Ich setzte mich zu ihr aufs Dach, und wir speisten. Ich hatte einen großen Laib Gerstenbrot mitgebracht und ein Stück harten weißen Dalonir-Käse. Auri brachte reife Äpfel und ein halbes Dutzend braunfleckige Eier, die sie irgendwie hartgekocht hatte. Wir aßen sie mit etwas Salz, das ich aus einer Tasche meines Umhangs hervorzauberte.

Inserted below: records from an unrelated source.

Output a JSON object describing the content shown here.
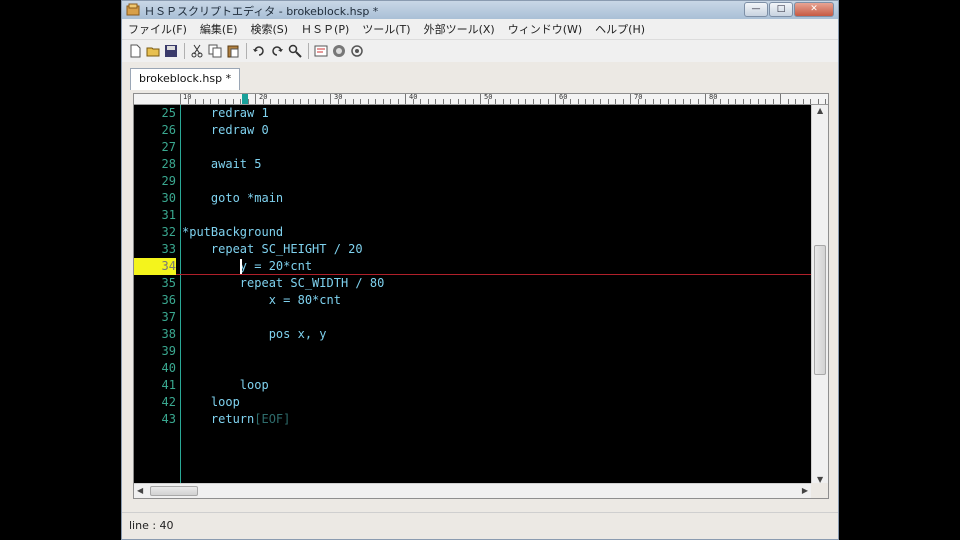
{
  "window": {
    "title": "ＨＳＰスクリプトエディタ - brokeblock.hsp *",
    "minimize_label": "—",
    "maximize_label": "□",
    "close_label": "✕"
  },
  "menu": [
    {
      "label": "ファイル(F)"
    },
    {
      "label": "編集(E)"
    },
    {
      "label": "検索(S)"
    },
    {
      "label": "ＨＳＰ(P)"
    },
    {
      "label": "ツール(T)"
    },
    {
      "label": "外部ツール(X)"
    },
    {
      "label": "ウィンドウ(W)"
    },
    {
      "label": "ヘルプ(H)"
    }
  ],
  "toolbar": {
    "icons": [
      "new-file-icon",
      "open-folder-icon",
      "save-icon",
      "cut-icon",
      "copy-icon",
      "paste-icon",
      "undo-icon",
      "redo-icon",
      "find-icon",
      "compile-icon",
      "run-icon",
      "debug-icon"
    ]
  },
  "tab": {
    "label": "brokeblock.hsp *"
  },
  "ruler": {
    "labels": [
      "10",
      "20",
      "30",
      "40",
      "50",
      "60",
      "70",
      "80"
    ]
  },
  "code": {
    "lines": [
      {
        "num": "25",
        "text": "    redraw 1"
      },
      {
        "num": "26",
        "text": "    redraw 0"
      },
      {
        "num": "27",
        "text": ""
      },
      {
        "num": "28",
        "text": "    await 5"
      },
      {
        "num": "29",
        "text": ""
      },
      {
        "num": "30",
        "text": "    goto *main"
      },
      {
        "num": "31",
        "text": ""
      },
      {
        "num": "32",
        "text": "*putBackground"
      },
      {
        "num": "33",
        "text": "    repeat SC_HEIGHT / 20"
      },
      {
        "num": "34",
        "text": "        y = 20*cnt"
      },
      {
        "num": "35",
        "text": "        repeat SC_WIDTH / 80"
      },
      {
        "num": "36",
        "text": "            x = 80*cnt"
      },
      {
        "num": "37",
        "text": ""
      },
      {
        "num": "38",
        "text": "            pos x, y"
      },
      {
        "num": "39",
        "text": ""
      },
      {
        "num": "40",
        "text": ""
      },
      {
        "num": "41",
        "text": "        loop"
      },
      {
        "num": "42",
        "text": "    loop"
      },
      {
        "num": "43",
        "text": "    return"
      }
    ],
    "eof_marker": "[EOF]",
    "current_line_num": "34"
  },
  "status": {
    "text": "line : 40"
  },
  "colors": {
    "editor_bg": "#000000",
    "code_text": "#7fd2ef",
    "line_number": "#3aa890",
    "current_line_highlight": "#f4f41c",
    "current_line_underline": "#b0202a"
  }
}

Während des Essens schwiegen wir die meiste Zeit und freuten uns einfach nur an der Gesellschaft des anderen. Auri saß im Schneidersitz, den Rücken gerade und die Haare nach allen Seiten flatternd. Die Sorgfalt und Zierlichkeit, mit der sie aß, ließ diese improvisierte Mahlzeit auf dem Dach wieder einmal wie ein festliches Diner im Speisesaal eines Edelmannes erscheinen.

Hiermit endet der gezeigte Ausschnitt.